Les ados ne sont pas des mini-adultes, il ne faut pas oublier que leur cerveau n'a pas fini de grandir et qu'ils sont très vulnérables.
Violaine Gubler, pédopsychiatreà France 3 Provence-Alpes
Violaine Gubler rappelle qu'à l'âge des expérimentations, les adolescents recherchent la sensation d'ébriété, le frisson et leurs propres limites et cela ne doit être ni accompagné, ni cautionné par les parents. "On doit aider l'enfant à bien grandir et je parle de sécurité morale, physique et psychique, c'est d'ailleurs un devoir parental inscrit dans le Code de la famille".
"Il faut retarder au maximum la première rencontre avec l'alcool"
À la question, "y a-t-il un âge auquel les parents peuvent s'autoriser à partager un verre avec leurs enfants" Michaël Bazin répond qu'"il faut retarder au maximum la première rencontre avec l'alcool, car on ne sait pas ce que cela va donner plus tard."
L'addictologue rappelle que les facteurs qui favorisent l'alcoolisme peuvent être psychiques, psychiatriques ou génétiques, mais qu’il est difficile de prédire la réaction d’un individu avant la consommation du premier verre. "La réponse neurobiologique est qu'il faut donc attendre au moins 20 ans pour être certain que le cerveau a terminé sa construction, mais ce n'est évidemment pas la bonne réponse dans la vraie vie...", pointe-t-il.
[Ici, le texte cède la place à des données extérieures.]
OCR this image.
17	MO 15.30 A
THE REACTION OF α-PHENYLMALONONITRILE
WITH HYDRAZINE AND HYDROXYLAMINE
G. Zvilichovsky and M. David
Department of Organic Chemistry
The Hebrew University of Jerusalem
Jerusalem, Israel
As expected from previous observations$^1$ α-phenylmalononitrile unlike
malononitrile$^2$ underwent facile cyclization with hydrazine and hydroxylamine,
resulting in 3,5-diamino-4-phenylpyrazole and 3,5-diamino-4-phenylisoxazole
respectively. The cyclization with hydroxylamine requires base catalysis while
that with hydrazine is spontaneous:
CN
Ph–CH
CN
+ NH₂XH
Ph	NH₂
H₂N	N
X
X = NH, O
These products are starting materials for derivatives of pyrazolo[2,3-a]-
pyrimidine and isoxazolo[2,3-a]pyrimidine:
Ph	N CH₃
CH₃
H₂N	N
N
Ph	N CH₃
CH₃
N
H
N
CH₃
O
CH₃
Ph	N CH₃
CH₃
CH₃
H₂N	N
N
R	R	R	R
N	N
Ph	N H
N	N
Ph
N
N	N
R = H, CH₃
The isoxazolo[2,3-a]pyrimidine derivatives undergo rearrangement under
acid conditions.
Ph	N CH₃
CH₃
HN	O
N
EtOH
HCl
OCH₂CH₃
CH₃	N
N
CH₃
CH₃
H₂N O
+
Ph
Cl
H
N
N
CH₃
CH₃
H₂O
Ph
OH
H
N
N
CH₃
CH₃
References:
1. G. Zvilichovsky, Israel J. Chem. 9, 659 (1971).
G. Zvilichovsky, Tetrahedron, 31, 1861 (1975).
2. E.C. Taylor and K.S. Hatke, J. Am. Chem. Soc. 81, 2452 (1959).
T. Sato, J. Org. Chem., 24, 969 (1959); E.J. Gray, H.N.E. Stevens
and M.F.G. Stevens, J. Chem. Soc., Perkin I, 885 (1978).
L'addiction ne se fabrique pas sur l'instant, mais dans le temps, dans une chaine d'événements chimiques et psychologiques dont on ne sait rien chez chacun d'entre nous.
Michaël Bazin, addictologueà France 3 Provence-Alpes
L'addictologue qui refuse de tenir un discours moralisateur et radical, indique que le conseil à donner aux parents est d'accompagner le verre d’un message de modération, rappelant que la répétition de la consommation d'alcool représente un danger pour la santé.
Le défi de janvier
Selon Pierre Cano, on trouve en France "une ambivalence, une contradiction des messages entre l'interdiction de vente d'alcool aux mineurs, qui n'est pas d'ailleurs pas respectée, et le fait d'encourager sa consommation dans le cercle familial." Pour le représentant d'Addictions France, le contrôle de l'accès au produit reste "un chantier phénoménal", quatorze ans après l'entrée en vigueur de la loi Bachelot.
Un avis partagé par Yana Dimitrova. Elle confie par ailleurs, qu'au travers de ce sondage, La ligue contre le cancer voulait devancer le défi de janvier, plus connu sous l'appellation de Dry January, tandis que cette année, 53 addictologues appellent le gouvernement à soutenir le mois sans alcool.
"Cette banalisation instrumentalisée par les lobbies montre à quel point l’alcool a infiltré le milieu familial, sanctuarisé pendant les fêtes, on fait goûter de l'alcool aux plus jeunes... il est temps pour le gouvernement d'agir avec un plan de lutte national", conclut Yana Dimitrova, qui réclame "un discours plus clair de la part de l'Etat à destination du grand public".